2. I really like image search on Bing. More specifically, I think the results are generally good and I *love* that I don’t have to page — that Bing incorporated’s endless scrolling of search results.


1. The biggest negative to me so far is the fact that Bing burries news search off the main page. I do many news queries every single day. Frequently I’ll be searching for something via Google and click on Google news. The fact that Bing makes you click on “more” to get to news search frankly flabbergasts me. This seems so basic that I honestly can’t believe someone at MSFT could not figure this one out. Instead of getting “news” search on the main page you get Shopping, MSN and Windows Live. How is it that MSFT has room for those search items but not “news?”

2. I’m not entirely happy with the search results. A case in point. Earlier today I was trying to find Microsoft’s Bing Blog so that I could leave some of these comments there. So I did a search on Bing for “Bing Blog” Microsoft. What comes up? Lots of less than relevant stuff, but anything but the actual Microsoft Bing Blog. What I was looking for. By contrast, I do a search for “Bing Blog” Microsoft on Google, I actually can find the Bing Blog in the first page search results.

It also feels to me like Google consistently has wikipedia entries higher up the search results list than Bing. I might be wrong on that, it’s just the impression that I got after doing several searches. Frequently wikipedia contains the most relevant info on a search subject and I like seeing them displayed more prominently.

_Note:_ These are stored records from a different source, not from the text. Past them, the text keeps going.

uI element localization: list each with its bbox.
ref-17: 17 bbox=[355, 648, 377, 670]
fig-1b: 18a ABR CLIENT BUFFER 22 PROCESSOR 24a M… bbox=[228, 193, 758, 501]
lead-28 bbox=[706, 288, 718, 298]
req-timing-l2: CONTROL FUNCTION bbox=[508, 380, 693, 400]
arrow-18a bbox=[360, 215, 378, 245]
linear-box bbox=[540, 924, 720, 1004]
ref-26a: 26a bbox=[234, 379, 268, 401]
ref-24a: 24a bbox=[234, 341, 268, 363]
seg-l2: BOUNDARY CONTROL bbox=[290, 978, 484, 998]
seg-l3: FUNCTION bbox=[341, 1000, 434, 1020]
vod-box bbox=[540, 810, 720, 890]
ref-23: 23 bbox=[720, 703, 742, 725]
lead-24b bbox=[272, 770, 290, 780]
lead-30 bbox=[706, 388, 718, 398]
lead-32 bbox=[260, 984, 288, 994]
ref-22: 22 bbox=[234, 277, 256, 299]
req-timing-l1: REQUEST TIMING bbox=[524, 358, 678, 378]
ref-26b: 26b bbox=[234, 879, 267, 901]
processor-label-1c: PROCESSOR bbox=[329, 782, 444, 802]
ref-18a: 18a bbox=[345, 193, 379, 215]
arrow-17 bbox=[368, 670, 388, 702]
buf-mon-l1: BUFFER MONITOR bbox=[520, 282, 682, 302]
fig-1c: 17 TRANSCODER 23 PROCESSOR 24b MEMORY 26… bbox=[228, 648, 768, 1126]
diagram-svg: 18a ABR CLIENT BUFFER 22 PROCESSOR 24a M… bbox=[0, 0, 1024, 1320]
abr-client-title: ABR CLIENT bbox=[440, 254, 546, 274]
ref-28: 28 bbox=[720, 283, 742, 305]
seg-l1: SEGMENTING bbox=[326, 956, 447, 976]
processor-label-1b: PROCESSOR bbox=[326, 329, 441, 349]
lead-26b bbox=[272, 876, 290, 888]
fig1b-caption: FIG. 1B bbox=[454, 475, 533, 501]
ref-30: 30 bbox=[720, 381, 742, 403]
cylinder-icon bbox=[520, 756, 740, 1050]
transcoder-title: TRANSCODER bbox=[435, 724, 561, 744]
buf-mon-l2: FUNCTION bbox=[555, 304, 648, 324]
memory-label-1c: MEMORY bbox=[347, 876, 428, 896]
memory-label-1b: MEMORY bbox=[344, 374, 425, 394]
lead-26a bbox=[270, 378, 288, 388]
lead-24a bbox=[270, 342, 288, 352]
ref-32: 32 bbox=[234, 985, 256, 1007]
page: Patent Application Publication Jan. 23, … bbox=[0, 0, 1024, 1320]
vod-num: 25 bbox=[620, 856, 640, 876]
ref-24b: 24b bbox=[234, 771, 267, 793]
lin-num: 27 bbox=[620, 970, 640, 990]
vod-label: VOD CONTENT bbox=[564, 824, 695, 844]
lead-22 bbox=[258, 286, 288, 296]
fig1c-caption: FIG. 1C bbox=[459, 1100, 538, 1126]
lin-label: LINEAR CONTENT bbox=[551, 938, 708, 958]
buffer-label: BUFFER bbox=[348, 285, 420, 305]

3. The Bing stuff feels sluggish to me. Several times when I tried to load the Bing Blog (and most frustrating after I typed a lengthy comment) the page wouldn’t load. It seems to be hanging on “transferring data from” and so the community experience has not been good.

4. Microsoft only lets you set your settings preferences to allow 50 results per page during searches (Google by contrast allows you 100 items per search on a page). Paging sucks and the less that I have to do of it the better.

5. Microsoft Maps need a ton of work. I use Google Maps a lot. Mostly to set up maps of things that I want to photograph in various cities. MSFT seems to have a similar way to build your own maps using Bing Maps. They call them collections. I started making a “collection” of neon signs in San Francisco that I still need to shoot, but was really put off that my “collections” list is a huge box that blocks about 40% of my map view (you can’t drag this menu any place but directly over your map). With Google your saved locations sit in a column on the left side of the page and doesn’t block your map view.

Given that I use Map Search so much and that Map Search feels so clunky with MSFT, this is probably one more reason why I’d want to go back to Google.

I’m going to keep trying Bing for the next few days to see if things improve. But most likely I’ll be going back to Google as I doubt that they can improve any of the above negatives very quickly.

Update: It looks like “News” is now on the Bing home page. This definitely was not what I was seeing yesterday on the site. This is good news.